ISU Audio and Arduino Club

Resistometer project build instructions

Below are step-by-step instructions for building the Resistometer project.

The order of assembly given below is a suggestion — there is nothing wrong with soldering the parts in a different order.

The usual tools are required: solder and soldering iron, needle-nosed pliers for manipulating parts and pulling leads, and wire cutters for trimming leads after soldering. Helpful but not essential would be a vise for holding the boards and a magnifying glass and light for viewing small print.

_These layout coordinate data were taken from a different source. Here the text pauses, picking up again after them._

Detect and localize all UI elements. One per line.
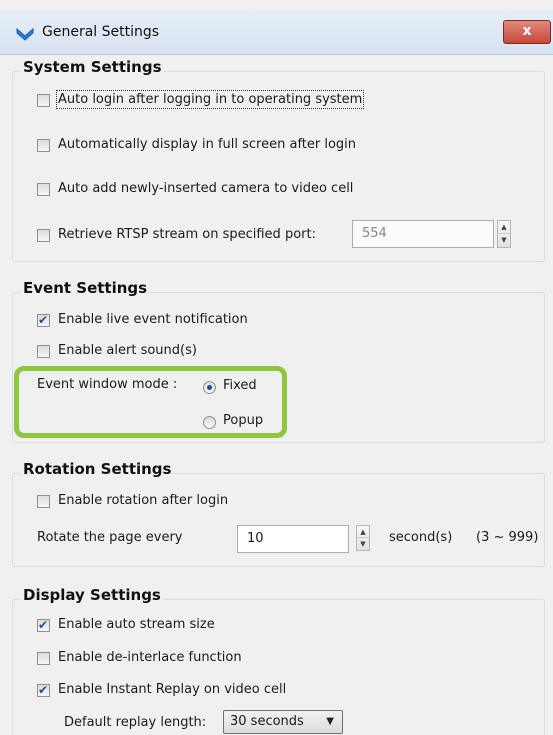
replay-length-select[interactable]: 30 seconds ▼ [223,710,343,734]
fixed-label[interactable]: Fixed [223,378,257,393]
alert-sound-checkbox[interactable] [37,345,50,358]
event-settings-heading: Event Settings [21,279,150,297]
instant-replay-checkbox[interactable] [37,683,50,697]
alert-sound-label[interactable]: Enable alert sound(s) [58,343,197,358]
display-settings-heading: Display Settings [21,586,163,604]
enable-rotation-label[interactable]: Enable rotation after login [58,493,228,508]
auto-add-camera-label[interactable]: Auto add newly-inserted camera to video … [58,181,353,196]
title-bar[interactable]: General Settings x [0,10,553,55]
auto-fullscreen-checkbox[interactable] [37,139,50,152]
rotate-every-label: Rotate the page every [37,530,183,545]
rotate-unit-label: second(s) [389,530,453,545]
system-settings-heading: System Settings [21,58,164,76]
rotate-interval-input[interactable]: 10 [237,525,349,553]
chevron-down-icon[interactable]: ▼ [326,716,334,727]
auto-fullscreen-label[interactable]: Automatically display in full screen aft… [58,137,356,152]
rotate-range-label: (3 ~ 999) [476,530,539,545]
auto-login-checkbox[interactable] [37,94,50,107]
spin-down-icon[interactable]: ▼ [498,234,510,247]
popup-radio[interactable] [203,416,216,429]
instant-replay-label[interactable]: Enable Instant Replay on video cell [58,682,286,697]
retrieve-rtsp-checkbox[interactable] [37,229,50,242]
app-icon [16,27,34,41]
replay-length-label: Default replay length: [64,715,207,730]
rotation-settings-heading: Rotation Settings [21,460,174,478]
fixed-radio[interactable] [203,381,216,394]
deinterlace-checkbox[interactable] [37,652,50,665]
close-button[interactable]: x [503,20,551,44]
auto-add-camera-checkbox[interactable] [37,183,50,196]
enable-rotation-checkbox[interactable] [37,495,50,508]
popup-label[interactable]: Popup [223,413,263,428]
spin-down-icon[interactable]: ▼ [357,538,369,550]
spin-up-icon[interactable]: ▲ [357,526,369,538]
rotate-interval-spinner[interactable]: ▲ ▼ [356,525,370,551]
rtsp-port-spinner[interactable]: ▲ ▼ [497,220,511,248]
live-notification-checkbox[interactable] [37,313,50,327]
auto-stream-size-checkbox[interactable] [37,618,50,632]
replay-length-value: 30 seconds [230,714,304,729]
window-title: General Settings [42,24,160,40]
event-window-mode-label: Event window mode : [37,377,178,392]
live-notification-label[interactable]: Enable live event notification [58,312,248,327]
general-settings-window: General Settings x System Settings Auto … [0,0,553,735]
retrieve-rtsp-label[interactable]: Retrieve RTSP stream on specified port: [58,227,316,242]
auto-stream-size-label[interactable]: Enable auto stream size [58,617,215,632]
deinterlace-label[interactable]: Enable de-interlace function [58,650,242,665]
auto-login-label[interactable]: Auto login after logging in to operating… [55,90,365,109]
spin-up-icon[interactable]: ▲ [498,221,510,234]
rtsp-port-input[interactable]: 554 [352,220,494,248]
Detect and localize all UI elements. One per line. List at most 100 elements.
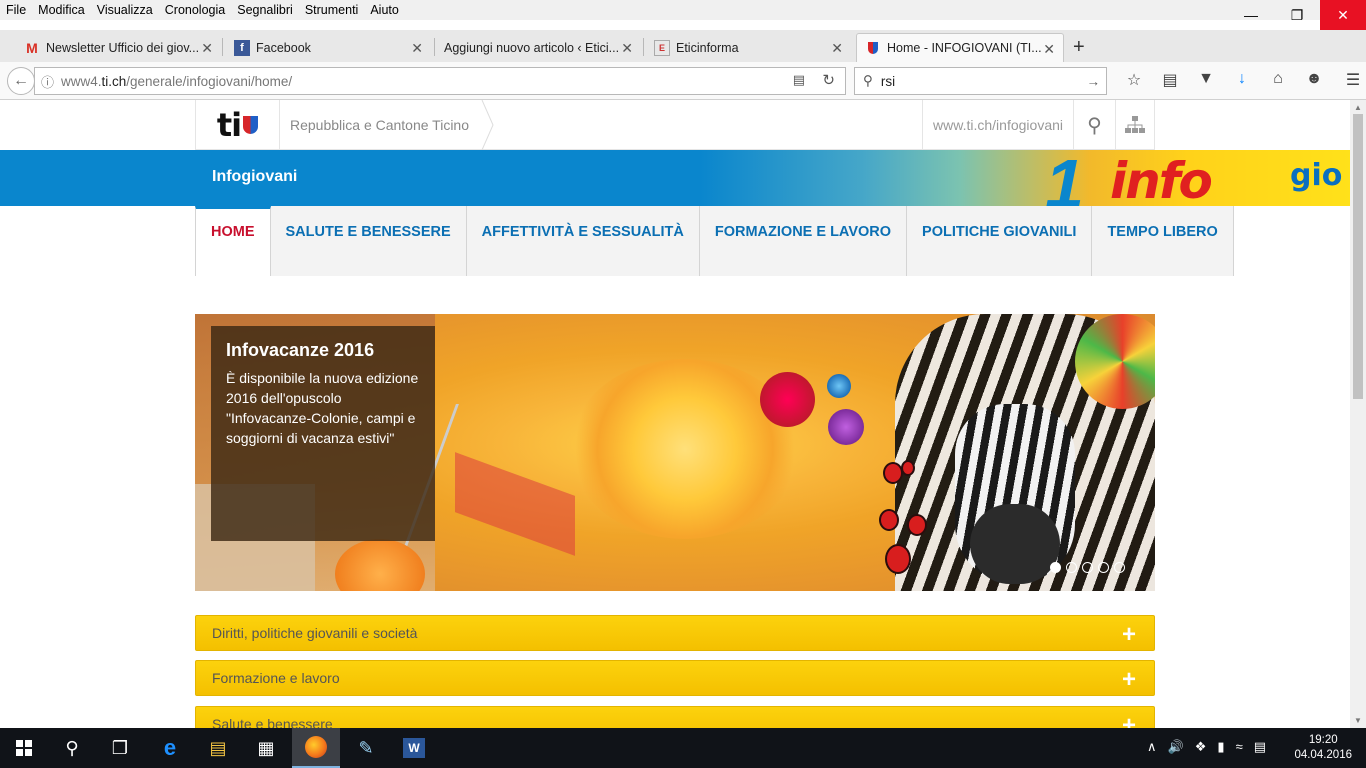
task-view-icon[interactable]: ❐ [96,728,144,768]
tab-newsletter[interactable]: M Newsletter Ufficio dei giov... ✕ [16,33,221,62]
reader-view-icon[interactable]: ▤ [793,72,805,88]
tab-infogiovani[interactable]: Home - INFOGIOVANI (TI... ✕ [856,33,1064,62]
ti-logo[interactable]: ti [195,100,280,150]
tab-eticinforma[interactable]: E Eticinforma ✕ [646,33,851,62]
downloads-icon[interactable]: ↓ [1224,70,1260,90]
accordion-label: Diritti, politiche giovanili e società [212,625,418,641]
close-tab-icon[interactable]: ✕ [1043,41,1055,58]
slider-dots [1050,562,1130,573]
scroll-thumb[interactable] [1353,114,1363,399]
reload-icon[interactable]: ↻ [822,71,835,89]
close-window-icon[interactable]: ✕ [1320,0,1366,30]
slider-dot[interactable] [1098,562,1109,573]
plus-icon[interactable]: + [1122,666,1136,694]
scroll-down-icon[interactable]: ▼ [1354,716,1362,725]
nav-formazione-lavoro[interactable]: FORMAZIONE E LAVORO [699,206,908,276]
search-bar[interactable]: ⚲ rsi → [854,67,1107,95]
ticino-shield-icon [243,116,259,134]
slide-text: È disponibile la nuova edizione 2016 del… [226,370,419,446]
word-icon[interactable]: W [390,728,438,768]
nav-salute-benessere[interactable]: SALUTE E BENESSERE [270,206,467,276]
menu-visualizza[interactable]: Visualizza [97,3,153,17]
wifi-icon[interactable]: ≈ [1236,739,1243,755]
volume-icon[interactable]: 🔊 [1168,739,1184,755]
site-link[interactable]: www.ti.ch/infogiovani [922,100,1073,150]
hamburger-menu-icon[interactable]: ☰ [1332,70,1366,90]
sitemap-icon[interactable] [1115,100,1155,150]
home-icon[interactable]: ⌂ [1260,70,1296,90]
store-icon[interactable]: ▦ [242,728,290,768]
menu-aiuto[interactable]: Aiuto [370,3,399,17]
banner-art-text2: gio [1290,158,1343,193]
slider-dot[interactable] [1066,562,1077,573]
plus-icon[interactable]: + [1122,621,1136,649]
close-tab-icon[interactable]: ✕ [201,40,213,57]
nav-home[interactable]: HOME [195,206,271,276]
plus-icon[interactable]: + [1122,712,1136,728]
accordion-formazione[interactable]: Formazione e lavoro + [195,660,1155,696]
site-header: ti Repubblica e Cantone Ticino www.ti.ch… [195,100,1155,150]
accordion-diritti[interactable]: Diritti, politiche giovanili e società + [195,615,1155,651]
nav-tempo-libero[interactable]: TEMPO LIBERO [1092,206,1234,276]
banner-title[interactable]: Infogiovani [212,168,297,186]
window-controls: — ❐ ✕ [1228,0,1366,30]
slide-ladybug [885,544,911,574]
slider-dot[interactable] [1082,562,1093,573]
slide-caption[interactable]: Infovacanze 2016 È disponibile la nuova … [211,326,435,541]
search-input[interactable]: rsi [881,74,895,89]
tab-facebook[interactable]: f Facebook ✕ [226,33,431,62]
slide-ladybug [901,460,915,476]
tab-aggiungi-articolo[interactable]: Aggiungi nuovo articolo ‹ Etici... ✕ [436,33,641,62]
menu-modifica[interactable]: Modifica [38,3,85,17]
search-icon[interactable]: ⚲ [1073,100,1115,150]
menu-cronologia[interactable]: Cronologia [165,3,225,17]
bookmarks-menu-icon[interactable]: ▤ [1152,70,1188,90]
firefox-icon[interactable] [292,728,340,768]
dropbox-icon[interactable]: ❖ [1195,739,1207,755]
menu-strumenti[interactable]: Strumenti [305,3,359,17]
search-go-arrow-icon[interactable]: → [1087,74,1101,89]
battery-icon[interactable]: ▮ [1217,739,1224,755]
taskbar-search-icon[interactable]: ⚲ [48,728,96,768]
menu-segnalibri[interactable]: Segnalibri [237,3,293,17]
bookmark-star-icon[interactable]: ☆ [1116,70,1152,90]
file-explorer-icon[interactable]: ▤ [194,728,242,768]
new-tab-icon[interactable]: + [1073,36,1085,59]
hero-slider[interactable]: Infovacanze 2016 È disponibile la nuova … [195,314,1155,591]
webpage: ti Repubblica e Cantone Ticino www.ti.ch… [0,100,1350,728]
chevron-up-icon[interactable]: ∧ [1147,739,1157,755]
slide-title[interactable]: Infovacanze 2016 [226,340,420,361]
minimize-icon[interactable]: — [1228,0,1274,30]
edge-icon[interactable]: e [146,728,194,768]
url-bar[interactable]: ⓘ www4. ti.ch/generale/infogiovani/home/ … [34,67,846,95]
pocket-icon[interactable]: ▼ [1188,70,1224,90]
close-tab-icon[interactable]: ✕ [411,40,423,57]
slider-dot[interactable] [1050,562,1061,573]
start-windows-icon[interactable] [0,728,48,768]
close-tab-icon[interactable]: ✕ [621,40,633,57]
clock[interactable]: 19:20 04.04.2016 [1294,733,1352,763]
menu-file[interactable]: File [6,3,26,17]
accordion-label: Salute e benessere [212,716,333,728]
page-scrollbar[interactable]: ▲ ▼ [1350,100,1366,728]
tab-title: Aggiungi nuovo articolo ‹ Etici... [444,40,620,55]
banner-art-text: info [1110,152,1213,206]
notepad-app-icon[interactable]: ✎ [342,728,390,768]
tab-bar: M Newsletter Ufficio dei giov... ✕ f Fac… [0,30,1366,62]
close-tab-icon[interactable]: ✕ [831,40,843,57]
notifications-icon[interactable]: ▤ [1254,739,1266,755]
slider-dot[interactable] [1114,562,1125,573]
clock-date: 04.04.2016 [1294,749,1352,761]
toolbar-icons: ☆ ▤ ▼ ↓ ⌂ ☻ ☰ [1116,70,1366,90]
nav-affettivita-sessualita[interactable]: AFFETTIVITÀ E SESSUALITÀ [466,206,700,276]
nav-politiche-giovanili[interactable]: POLITICHE GIOVANILI [907,206,1093,276]
back-arrow-icon[interactable]: ← [7,67,35,95]
canton-name[interactable]: Repubblica e Cantone Ticino [290,117,469,133]
site-banner: 1 info gio Infogiovani [0,150,1350,206]
hello-icon[interactable]: ☻ [1296,70,1332,90]
restore-icon[interactable]: ❐ [1274,0,1320,30]
scroll-up-icon[interactable]: ▲ [1354,103,1362,112]
info-icon[interactable]: ⓘ [41,72,61,91]
url-path: /generale/infogiovani/home/ [126,73,293,89]
accordion-salute[interactable]: Salute e benessere + [195,706,1155,728]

1. Assemble the parts. (See the BoM for the complete list.)
2. As usual, we start small and work our way to the bigger parts. The three 10-kΩ resistors (brown-black-orange) resistors are easy to do. These are 5% tolerance resistors. Two are pullups for the I2C serial communications channel (R6 and R7) and one is the pullup for the Atmega reset (R5).
   
3. Next, do four small capacitors. Two 100-nF (104) capacitors — 2 for Atmega bypassing (C3 and C4), one 0.22-uF (224) or 0.33-uF (334) capacitor for the input of the voltage regulator (C1), (Either works, use whatever is in your kit.), and one 100-nF capacitor on the output of the regulator.(C2).
   
4. Now, let's do the 16-MHz oscillator crystal (Y1) for the microcontroller and associated 22-pF (22J) capacitors (C5 and C6).
   
5. Next up, add the "power on" LED D1 and its 1-kΩ limiting resistor.resistor (brown black red) in R1. The LED is directional — it must be soldered in with the correct orientation. The longer lead is positive and goes in the circular through hole. The shorter lead is negative, and it goes in the square through hole.
   
6. Now add the two 1% resistors that are used for the voltage-divider measurement. They have a blue color and are hard to read. (220-Ω = red red black black and 56kΩ = green blue black red).It might be a good to measure them with the ohm-meter in the lab, so that you know which is which. Also, you can enter the measured values into the sketch and give a slight improvement to the measurements. The 220-Ω resistor is R2 and the 56kΩ resistor is R3. (Nothing goes into R4.) -
   
7. Next up, add the chip socket — (U2) for the Atmega chip. This one is tedious — 28 pins. Solder one pin and check the alignment. Then take a deep breath and start soldering the other 27.
   
8. The LM7805 voltage regulator. (U1). You leave standing straight up or bend the leads so that it lays down flat, as shown here. You will probably have to fiddle with the bending little bit to get a good fit.
   
9. Now, we can do the barrel jack for connecting the 9-V battery.
   
10. The six-pin ICSP header in case you want to do external programming of the Atmega.
    
11. Next up, the two 3-position female headers that will hold the resistor being tested.
    
12. Home stretch! Attach the OLED display and solder it in place. Suggested approach: Push all four of the nylon screws through the holes. It's a tight fit and you will need to apply a bit of force to get the screws through. (It will be OK!) The turn the display over and put the four spacers on the screws. Next turn the PCB over and insert it onto the display. Thread on the four nuts and use a screw driver to tighten everything up. Finally, solder in the four pins for the display.
    
13. Attach 4 bumper feet to the bottom corners, so that the board sits level when you are using it. You will probably need to use an exacto knife to trim off the excess length of the nylon screws. (But don't cut yourself!)
    
14. To finish up, insert the Atmega328 chip into the socket. You can program before installing or after, using the ICSP header. You will probably have to fiddle with the leads, bending them in a bit so that all leads fit into the socket. Don't force it! Once the chip is programmed, attach a battery and start measuring resistors!